Human serum albumin, the most present protein in blood plasma, binds to KP1019 in a 1:4 protein:drug ratio. In plasma, it is almost exclusively bound to protein, up to 90%. It is possible that albumin serves to bind available Ru drugs until they are transported into the cell by Tf.

=== Interaction with DNA ===
Most metal-based anti-tumor compounds interact strongly with DNA. Binding assays of KP1019 with the four common nucleotide bases reveal a preference for guanosine 5’-monophosphate and adenosine 5’-monophosphate. KP1019 is able to untwist and bend DNA weakly. While Pt-based compounds also target purines, KP1019's DNA lesions may differ in quantity and strength. In tumor cells, the drug induces 15-fold lower interstrand DNA cross-linking efficiency than cisplatin. The interaction of KP1019 and its imidazole-containing analogue KP418 with DNA increases in the hypoxic environment that tumor cells are subject to. This correspondingly increased cytotoxicity as well.

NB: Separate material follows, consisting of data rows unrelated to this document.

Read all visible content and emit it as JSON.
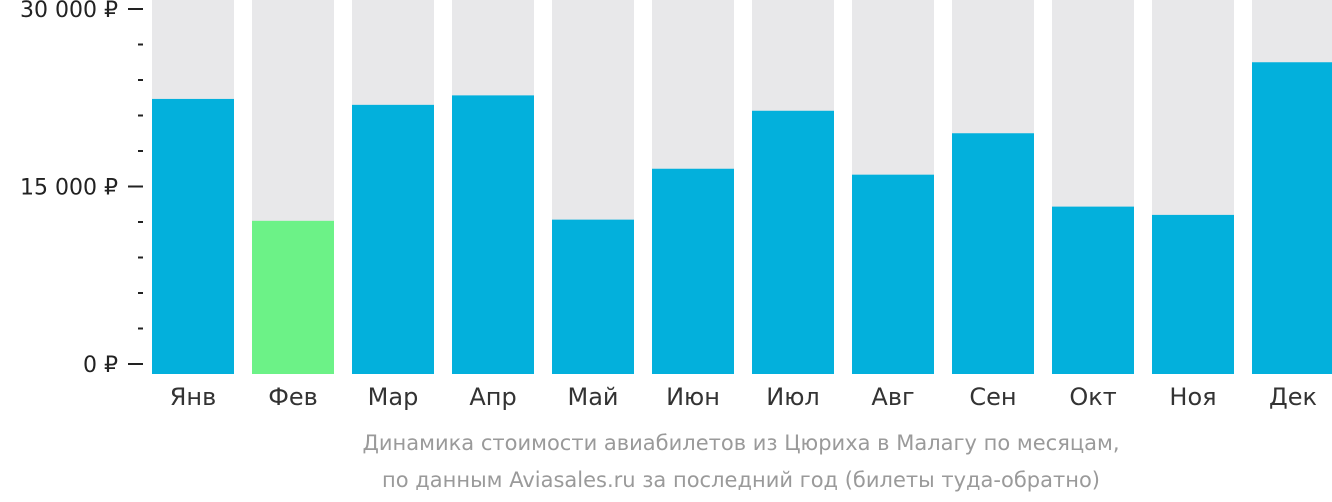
{
  "chart_data": {
    "type": "bar",
    "categories": [
      "Янв",
      "Фев",
      "Мар",
      "Апр",
      "Май",
      "Июн",
      "Июл",
      "Авг",
      "Сен",
      "Окт",
      "Ноя",
      "Дек"
    ],
    "values": [
      22400,
      12100,
      21900,
      22700,
      12200,
      16500,
      21400,
      16000,
      19500,
      13300,
      12600,
      25500
    ],
    "ylim": [
      0,
      31000
    ],
    "y_tick_labels": [
      "0 ₽",
      "15 000 ₽",
      "30 000 ₽"
    ],
    "y_tick_values": [
      0,
      15000,
      30000
    ],
    "y_minor_step": 3000,
    "highlight_index": 1,
    "colors": {
      "bar": "#03b0dc",
      "highlight": "#6cf287",
      "track": "#e8e8ea",
      "axis": "#222222"
    },
    "caption": [
      "Динамика стоимости авиабилетов из Цюриха в Малагу по месяцам,",
      "по данным Aviasales.ru за последний год (билеты туда-обратно)"
    ]
  }
}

== Preclinical cancer efficacy ==

KP1019 and KP1339 both induce apoptosis in colorectal tumor cell lines SW480 and HT29. This is induced predominantly by a loss of mitochondrial membrane potential in a high percentage of cells. DNA strand breaks are not believed to be the cause of the major damage. This is due to KP1019-induced death being independent of the cell's p53 status. Studies have shown oxidative stress to contribute towards KP1019-induced apoptosis. Furthermore, KP1019 has been shown to counteract tumor resistance to other metal-based drugs. KP1019 does not appear to be susceptible to the same cancer cell mechanism of acquiring drug resistance as other metal-based drugs, and remains potent in cell-lines known for their drug resistance. KP1019 has significant antineoplastic activity in chemically induced colorectal carcinoma in rats surpassing its in-vitro activity. The rat model of colorectal carcinoma is highly analogous to human colorectal carcinoma and presents a promising target for the drug. The yeast strain Saccharomyces cerevisiae serves as a cellular model for KP1019 and manifests induced DNA damage, cell cycle delay, and cell death.

== Phase I clinical trials ==
KP1019 was administered to patients twice weekly in doses ranging from 25 mg to 600 mg for three weeks. Patients had advanced solid tumors. Five out of six patients saw disease stabilization for up to 10 weeks. No serious side effects of KP1019 were reported.